I have hankered after a bedspread not because it is the commonly accepted way to finish a bed -- everyone knows I am eccentric, anyway, so having a blanket was sufficient in many respects: warmth, covering, etc. No, I just wanted a bedspread the way children want a ball or candy or something special. For me, the bedspread was special.
Certainly, with my income I can afford a bedspread. But there is an odd thing about my income: it disappears rather quickly. (I suppose I am not unique in that way.) First, there is Shane who needs $300 a month for special milk for Nikolina who is missing most of her intestines. Then there is Lizzie and her cat, who seems to need surgery periodically. Then Doah and Noelle, who needed scads of money to pay for medical expenses as children but need little these days, are always happy to have a small gift. And that's family. After that, there is Sula, the parish cat, who needs surgery -- I promised God's credit card in support of that cost. And the mission and the retreat center and other charities. And, the most fun of all, nearly every day someone who happens into my life who needs the money more than I do. After all, I need little and, surprisingly, I find myself post-conversion wanting little. I enjoy sprinkling my income around in this way, but somehow it did not leave any extra for a bedspread the past two months.

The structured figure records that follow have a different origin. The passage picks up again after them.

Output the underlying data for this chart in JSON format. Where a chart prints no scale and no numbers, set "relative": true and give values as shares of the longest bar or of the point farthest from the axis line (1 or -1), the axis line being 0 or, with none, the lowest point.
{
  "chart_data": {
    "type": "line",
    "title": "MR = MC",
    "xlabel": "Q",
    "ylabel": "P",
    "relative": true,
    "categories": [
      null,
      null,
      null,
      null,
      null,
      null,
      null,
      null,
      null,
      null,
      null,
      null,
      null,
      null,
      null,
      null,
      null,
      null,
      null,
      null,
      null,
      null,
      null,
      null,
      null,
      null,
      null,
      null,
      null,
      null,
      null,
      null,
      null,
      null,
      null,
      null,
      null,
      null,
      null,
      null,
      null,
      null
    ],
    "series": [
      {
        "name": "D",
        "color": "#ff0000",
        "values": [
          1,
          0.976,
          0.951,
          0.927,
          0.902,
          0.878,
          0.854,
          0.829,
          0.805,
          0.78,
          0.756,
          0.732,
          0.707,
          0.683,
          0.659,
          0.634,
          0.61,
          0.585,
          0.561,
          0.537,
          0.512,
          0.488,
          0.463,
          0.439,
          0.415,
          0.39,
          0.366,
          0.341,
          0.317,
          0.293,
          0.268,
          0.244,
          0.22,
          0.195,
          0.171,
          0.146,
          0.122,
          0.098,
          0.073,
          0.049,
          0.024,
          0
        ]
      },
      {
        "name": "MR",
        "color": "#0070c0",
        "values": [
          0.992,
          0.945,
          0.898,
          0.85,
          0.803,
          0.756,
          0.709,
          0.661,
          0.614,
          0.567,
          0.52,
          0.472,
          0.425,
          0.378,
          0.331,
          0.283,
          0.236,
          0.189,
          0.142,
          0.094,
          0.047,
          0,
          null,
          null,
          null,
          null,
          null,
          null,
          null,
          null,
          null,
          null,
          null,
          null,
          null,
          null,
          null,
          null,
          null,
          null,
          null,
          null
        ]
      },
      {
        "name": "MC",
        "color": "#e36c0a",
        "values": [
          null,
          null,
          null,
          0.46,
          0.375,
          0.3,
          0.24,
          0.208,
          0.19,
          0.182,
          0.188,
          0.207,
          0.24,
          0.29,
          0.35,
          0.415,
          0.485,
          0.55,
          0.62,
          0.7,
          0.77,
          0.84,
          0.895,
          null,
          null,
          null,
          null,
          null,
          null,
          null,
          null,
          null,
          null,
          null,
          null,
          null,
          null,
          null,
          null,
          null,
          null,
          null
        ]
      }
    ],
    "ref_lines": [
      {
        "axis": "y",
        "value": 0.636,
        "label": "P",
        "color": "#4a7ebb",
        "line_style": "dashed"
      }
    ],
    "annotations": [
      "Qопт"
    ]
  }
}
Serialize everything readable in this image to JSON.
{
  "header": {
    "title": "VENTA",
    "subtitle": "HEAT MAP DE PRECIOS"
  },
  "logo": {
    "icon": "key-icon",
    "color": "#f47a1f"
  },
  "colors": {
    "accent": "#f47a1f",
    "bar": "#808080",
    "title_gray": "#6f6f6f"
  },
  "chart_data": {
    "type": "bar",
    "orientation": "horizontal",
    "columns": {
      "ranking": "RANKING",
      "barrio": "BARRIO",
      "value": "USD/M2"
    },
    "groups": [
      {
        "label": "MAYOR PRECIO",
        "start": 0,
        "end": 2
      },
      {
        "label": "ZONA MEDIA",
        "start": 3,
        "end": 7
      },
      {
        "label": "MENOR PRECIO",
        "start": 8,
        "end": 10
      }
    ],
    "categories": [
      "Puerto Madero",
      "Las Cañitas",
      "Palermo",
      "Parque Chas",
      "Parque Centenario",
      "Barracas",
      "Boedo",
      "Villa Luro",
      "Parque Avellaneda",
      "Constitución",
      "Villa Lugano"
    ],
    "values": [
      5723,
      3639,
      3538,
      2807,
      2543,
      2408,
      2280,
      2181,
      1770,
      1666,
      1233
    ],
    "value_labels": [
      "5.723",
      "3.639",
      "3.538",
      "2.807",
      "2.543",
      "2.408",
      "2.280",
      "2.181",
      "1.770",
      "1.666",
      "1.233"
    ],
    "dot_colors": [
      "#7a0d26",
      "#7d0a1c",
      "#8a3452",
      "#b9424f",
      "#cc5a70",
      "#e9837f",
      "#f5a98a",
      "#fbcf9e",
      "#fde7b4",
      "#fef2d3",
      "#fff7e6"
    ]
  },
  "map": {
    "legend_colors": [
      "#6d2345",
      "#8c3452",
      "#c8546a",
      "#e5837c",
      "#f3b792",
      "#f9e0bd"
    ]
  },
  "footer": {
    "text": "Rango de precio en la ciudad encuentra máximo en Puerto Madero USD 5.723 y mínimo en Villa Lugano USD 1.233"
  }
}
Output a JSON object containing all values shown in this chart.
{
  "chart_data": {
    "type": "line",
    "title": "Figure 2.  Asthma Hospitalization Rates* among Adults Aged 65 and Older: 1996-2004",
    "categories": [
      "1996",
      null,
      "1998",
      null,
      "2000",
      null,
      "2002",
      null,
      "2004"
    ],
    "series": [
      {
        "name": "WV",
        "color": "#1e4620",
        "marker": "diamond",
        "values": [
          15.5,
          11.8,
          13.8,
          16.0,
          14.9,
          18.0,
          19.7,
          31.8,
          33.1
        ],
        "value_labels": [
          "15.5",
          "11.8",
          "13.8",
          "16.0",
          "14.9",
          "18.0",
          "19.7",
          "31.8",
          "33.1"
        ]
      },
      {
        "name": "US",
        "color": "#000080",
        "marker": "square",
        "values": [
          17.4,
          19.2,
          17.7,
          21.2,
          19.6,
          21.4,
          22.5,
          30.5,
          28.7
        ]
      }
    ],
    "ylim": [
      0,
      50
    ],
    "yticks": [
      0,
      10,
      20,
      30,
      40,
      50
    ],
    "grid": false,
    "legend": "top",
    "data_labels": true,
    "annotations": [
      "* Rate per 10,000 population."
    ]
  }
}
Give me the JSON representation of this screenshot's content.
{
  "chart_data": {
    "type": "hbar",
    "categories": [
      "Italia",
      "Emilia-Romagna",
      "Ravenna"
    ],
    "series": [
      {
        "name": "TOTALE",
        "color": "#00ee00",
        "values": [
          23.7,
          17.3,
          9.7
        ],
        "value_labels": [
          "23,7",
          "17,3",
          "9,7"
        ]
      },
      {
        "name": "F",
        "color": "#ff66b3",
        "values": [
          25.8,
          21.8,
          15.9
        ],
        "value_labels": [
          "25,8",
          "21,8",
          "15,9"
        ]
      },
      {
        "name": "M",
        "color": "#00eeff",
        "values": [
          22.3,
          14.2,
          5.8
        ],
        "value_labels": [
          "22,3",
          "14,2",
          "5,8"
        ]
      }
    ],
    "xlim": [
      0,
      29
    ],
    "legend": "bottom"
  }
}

Until I got my recent travel reimbursement and per diem and found that I had spent considerably less on eating than my office thought I should have. Yippee! Bedspread money!
There is something special about waiting. There is something special about wanting. Instant gratification does not compare with the richness of want deferred or potential want gratification given away to someone else.
Yes, I feel rich with my new bedspread. However, I feel even richer each time I am able to take money from my pocket and give it to someone who needs it more.